グループ分けはいままで通り、列の番号ではなく座席タイプによって分けられる。最初は窓側の席の人、次に真ん中と通路側の人といった具合だ。優先搭乗の人はこれまで同様、先に搭乗できる。

ゴールは全員をスムーズに動かし続けることだ。あとに並ぶ人は長く座っていられ、苦痛以外の何ものでもないゲート周りの混雑を最小限に抑えられる。

これらの解説を要約するとこうだ。いままで通り5つのグループがあるが、列は5つから2つに減った。

理想的な仕組みを考えたのは宇宙物理学者だった

ユナイテッド航空が何と言おうと、これは完璧なシステムではない。理想的な仕組みは、おそらく宇宙物理学者のジェイソン・ステファンが考案した少々複雑なシステムに近いものだろう。

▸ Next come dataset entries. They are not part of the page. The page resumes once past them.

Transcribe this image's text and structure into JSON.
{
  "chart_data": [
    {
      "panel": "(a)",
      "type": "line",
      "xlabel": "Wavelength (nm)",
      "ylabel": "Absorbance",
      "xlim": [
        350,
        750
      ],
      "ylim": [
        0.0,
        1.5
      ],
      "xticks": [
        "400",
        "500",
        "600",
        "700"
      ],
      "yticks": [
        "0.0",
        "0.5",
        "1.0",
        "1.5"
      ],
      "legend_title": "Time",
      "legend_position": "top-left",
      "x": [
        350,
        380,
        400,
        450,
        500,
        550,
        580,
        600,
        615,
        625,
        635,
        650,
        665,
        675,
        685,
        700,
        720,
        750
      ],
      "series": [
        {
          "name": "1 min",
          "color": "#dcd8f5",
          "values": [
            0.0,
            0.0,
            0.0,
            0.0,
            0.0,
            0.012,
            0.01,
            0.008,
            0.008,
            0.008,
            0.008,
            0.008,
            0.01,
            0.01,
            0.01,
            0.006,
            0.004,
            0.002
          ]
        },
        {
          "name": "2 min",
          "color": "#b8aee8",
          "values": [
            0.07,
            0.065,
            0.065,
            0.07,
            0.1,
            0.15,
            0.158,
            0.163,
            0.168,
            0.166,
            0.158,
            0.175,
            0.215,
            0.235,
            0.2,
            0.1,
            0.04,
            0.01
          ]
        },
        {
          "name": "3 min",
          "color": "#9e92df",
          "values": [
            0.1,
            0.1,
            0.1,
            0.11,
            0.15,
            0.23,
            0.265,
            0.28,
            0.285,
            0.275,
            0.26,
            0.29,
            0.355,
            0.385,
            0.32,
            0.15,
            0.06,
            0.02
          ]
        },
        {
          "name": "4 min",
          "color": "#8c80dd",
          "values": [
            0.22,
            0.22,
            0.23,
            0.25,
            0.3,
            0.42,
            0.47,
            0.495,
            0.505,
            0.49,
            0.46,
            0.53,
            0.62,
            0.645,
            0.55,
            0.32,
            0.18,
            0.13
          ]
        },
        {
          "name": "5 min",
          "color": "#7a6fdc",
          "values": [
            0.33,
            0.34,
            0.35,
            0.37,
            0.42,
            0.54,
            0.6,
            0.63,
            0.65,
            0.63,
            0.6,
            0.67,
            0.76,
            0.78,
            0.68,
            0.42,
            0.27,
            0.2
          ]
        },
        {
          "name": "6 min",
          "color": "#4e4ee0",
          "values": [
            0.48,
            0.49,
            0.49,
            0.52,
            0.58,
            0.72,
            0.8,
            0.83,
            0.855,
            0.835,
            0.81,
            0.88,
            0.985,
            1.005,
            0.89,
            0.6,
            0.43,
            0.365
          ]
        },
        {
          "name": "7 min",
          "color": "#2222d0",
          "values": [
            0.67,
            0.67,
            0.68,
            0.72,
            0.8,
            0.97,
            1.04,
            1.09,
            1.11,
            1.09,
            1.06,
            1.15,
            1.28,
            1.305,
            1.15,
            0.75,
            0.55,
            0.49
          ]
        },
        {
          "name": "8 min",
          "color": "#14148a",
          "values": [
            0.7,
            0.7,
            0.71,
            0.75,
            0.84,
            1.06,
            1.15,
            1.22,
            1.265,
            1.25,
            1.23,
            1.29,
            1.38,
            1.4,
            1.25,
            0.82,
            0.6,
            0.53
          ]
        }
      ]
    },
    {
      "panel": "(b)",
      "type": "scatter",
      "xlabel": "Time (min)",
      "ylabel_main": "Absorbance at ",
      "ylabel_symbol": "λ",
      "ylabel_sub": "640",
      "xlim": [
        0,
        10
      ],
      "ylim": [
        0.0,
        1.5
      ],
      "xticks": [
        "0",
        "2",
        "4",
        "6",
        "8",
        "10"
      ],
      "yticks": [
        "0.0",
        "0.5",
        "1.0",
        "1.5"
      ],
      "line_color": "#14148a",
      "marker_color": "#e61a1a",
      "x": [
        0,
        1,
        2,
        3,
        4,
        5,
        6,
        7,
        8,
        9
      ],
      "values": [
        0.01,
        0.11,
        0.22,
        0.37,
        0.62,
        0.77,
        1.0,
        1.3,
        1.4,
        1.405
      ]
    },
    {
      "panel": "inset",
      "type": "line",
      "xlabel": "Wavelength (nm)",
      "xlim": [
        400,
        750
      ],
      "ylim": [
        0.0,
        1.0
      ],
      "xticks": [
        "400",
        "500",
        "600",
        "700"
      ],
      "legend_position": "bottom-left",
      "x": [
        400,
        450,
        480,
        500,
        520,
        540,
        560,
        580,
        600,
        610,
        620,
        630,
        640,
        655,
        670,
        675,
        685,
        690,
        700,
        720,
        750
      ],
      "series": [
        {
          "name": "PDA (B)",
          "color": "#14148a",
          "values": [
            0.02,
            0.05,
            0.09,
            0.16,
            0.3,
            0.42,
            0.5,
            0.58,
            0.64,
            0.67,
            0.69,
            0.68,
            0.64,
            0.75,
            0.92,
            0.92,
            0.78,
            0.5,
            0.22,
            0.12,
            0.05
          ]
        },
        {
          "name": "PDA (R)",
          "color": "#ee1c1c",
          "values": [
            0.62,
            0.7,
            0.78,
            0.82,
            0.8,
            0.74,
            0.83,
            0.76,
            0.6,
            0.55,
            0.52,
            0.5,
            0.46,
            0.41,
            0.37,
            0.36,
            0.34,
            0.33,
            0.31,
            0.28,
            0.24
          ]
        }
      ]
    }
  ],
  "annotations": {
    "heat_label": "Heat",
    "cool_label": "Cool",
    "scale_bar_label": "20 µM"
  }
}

ステファンのシステムでは、まず右の窓側の席の乗客が搭乗する。最後列の席に座る人が最初に入り、次に後ろから3番目の列に座る人が入る。

今度は、左の窓側の席の人が同様に搭乗する。さらに右側の中央席、左側の中央席、通路側の席の人と続く。

この時点で、列は1つおきに埋まっていることになる。そうしたら、今度は空いている半分を先程と同様の手順で埋めていくのだ。